Ponomaryov’s article has described Tajikistan as a country of “Ravshans and Jamshuds,” fictional characters of Tajik migrant workers in a popular Russian comedy show, Hamdampour said.

Describing a trip on a Tajik domestic flight, Ponomaryov wrote that he “was the only Slavic face shining” among the passengers who were “all Ravshans and Jamshuds.”

“When I read the article I understood that it respected neither journalistic nor professional ethical standards.

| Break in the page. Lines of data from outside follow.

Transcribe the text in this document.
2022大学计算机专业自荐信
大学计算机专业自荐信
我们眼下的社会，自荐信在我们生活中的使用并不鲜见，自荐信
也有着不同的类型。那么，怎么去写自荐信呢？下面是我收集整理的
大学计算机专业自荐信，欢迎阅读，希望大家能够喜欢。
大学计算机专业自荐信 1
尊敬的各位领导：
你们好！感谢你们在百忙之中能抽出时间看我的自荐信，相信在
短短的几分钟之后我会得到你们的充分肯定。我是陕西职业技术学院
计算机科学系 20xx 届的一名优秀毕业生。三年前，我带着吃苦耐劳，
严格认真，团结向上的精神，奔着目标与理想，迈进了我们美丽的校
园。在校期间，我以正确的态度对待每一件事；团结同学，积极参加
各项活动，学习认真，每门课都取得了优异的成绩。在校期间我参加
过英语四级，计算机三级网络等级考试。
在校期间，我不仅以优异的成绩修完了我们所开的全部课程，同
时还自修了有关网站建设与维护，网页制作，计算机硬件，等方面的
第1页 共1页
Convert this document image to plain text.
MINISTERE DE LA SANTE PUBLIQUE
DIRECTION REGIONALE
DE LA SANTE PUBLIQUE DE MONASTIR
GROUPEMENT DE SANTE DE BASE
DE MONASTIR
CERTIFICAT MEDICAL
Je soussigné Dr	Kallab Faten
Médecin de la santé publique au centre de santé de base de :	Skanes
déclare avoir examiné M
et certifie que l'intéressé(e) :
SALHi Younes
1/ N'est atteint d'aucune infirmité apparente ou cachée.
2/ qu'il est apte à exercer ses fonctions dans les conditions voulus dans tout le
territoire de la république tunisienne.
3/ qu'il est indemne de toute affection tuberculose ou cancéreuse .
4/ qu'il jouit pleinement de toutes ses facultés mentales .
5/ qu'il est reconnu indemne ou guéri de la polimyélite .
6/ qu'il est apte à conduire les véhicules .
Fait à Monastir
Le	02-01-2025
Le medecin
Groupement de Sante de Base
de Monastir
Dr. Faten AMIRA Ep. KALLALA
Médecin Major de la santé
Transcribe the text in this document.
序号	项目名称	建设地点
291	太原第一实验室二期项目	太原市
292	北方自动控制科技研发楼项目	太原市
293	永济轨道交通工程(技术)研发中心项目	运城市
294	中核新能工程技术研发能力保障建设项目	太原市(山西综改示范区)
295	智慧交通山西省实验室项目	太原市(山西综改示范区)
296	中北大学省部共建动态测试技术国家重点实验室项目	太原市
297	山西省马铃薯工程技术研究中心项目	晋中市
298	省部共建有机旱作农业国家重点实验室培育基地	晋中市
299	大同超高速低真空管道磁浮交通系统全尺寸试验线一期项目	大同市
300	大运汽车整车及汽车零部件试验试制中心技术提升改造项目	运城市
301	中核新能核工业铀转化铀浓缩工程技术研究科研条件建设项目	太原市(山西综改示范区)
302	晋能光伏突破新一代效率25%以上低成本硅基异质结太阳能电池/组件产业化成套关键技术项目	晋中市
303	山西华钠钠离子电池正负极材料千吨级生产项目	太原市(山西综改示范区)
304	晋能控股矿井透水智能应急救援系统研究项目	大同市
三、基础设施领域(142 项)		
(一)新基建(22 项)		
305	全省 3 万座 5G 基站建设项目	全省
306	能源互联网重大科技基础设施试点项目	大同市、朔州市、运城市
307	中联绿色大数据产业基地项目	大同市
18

In the article there are statements that insult Tajiks and the country as a whole,” Hamdampour said on July 21.

He noted he appealed in vain with the tabloid’s top management to have the article spiked.  “Within two days, I took the decision to halt the activities of this newspaper in Tajikistan,” Hamdampour said.

The Tajik edition of the newspaper — published weekly with a circulation of 5,000 — has been popular among Russian-speakers in the capital, Dushanbe, and other Tajik cities.

Komsomolskaya Pravda has been published in Tajikistan since 2006 on the basis of bilateral agreements.

Founded on March 13, 1925, Komsomolskaya Pravda (Komsomol Truth) is a daily Russian tabloid newspaper.

During the Soviet era, Komsomolskaya Pravda was the All-Union newspaper of the Soviet Union and an official organ of the Central Committee of the Komsomol.  It was established according to the decision of the 13th Congress of the Russian Communist Party and the first issue was published on May 24, 1925, in an edition of 31,000 copies.

Amidst the collapse of the Soviet Union, on December 1, 1990 the paper shifted from serving as a Komsomol mouthpiece to a Russian nationwide daily tabloid newspaper.

Komsomolskaya Pravda reached its highest circulation in 1990 when it sold almost 22 million daily copies.  In 2001 it was the ninth top European newspaper with a circulation of 785,000 copies.  It was the top-selling newspaper in Russia in 2006 with daily circulation ranging from 700,000 to 3.1 million copies.

Its March 2008 circulation certified by the NCS was 660,000 copies and it was the most read paper in the country based on the findings by the TNS Gallup Media.  The same year online version of the paper was also the most visited news website.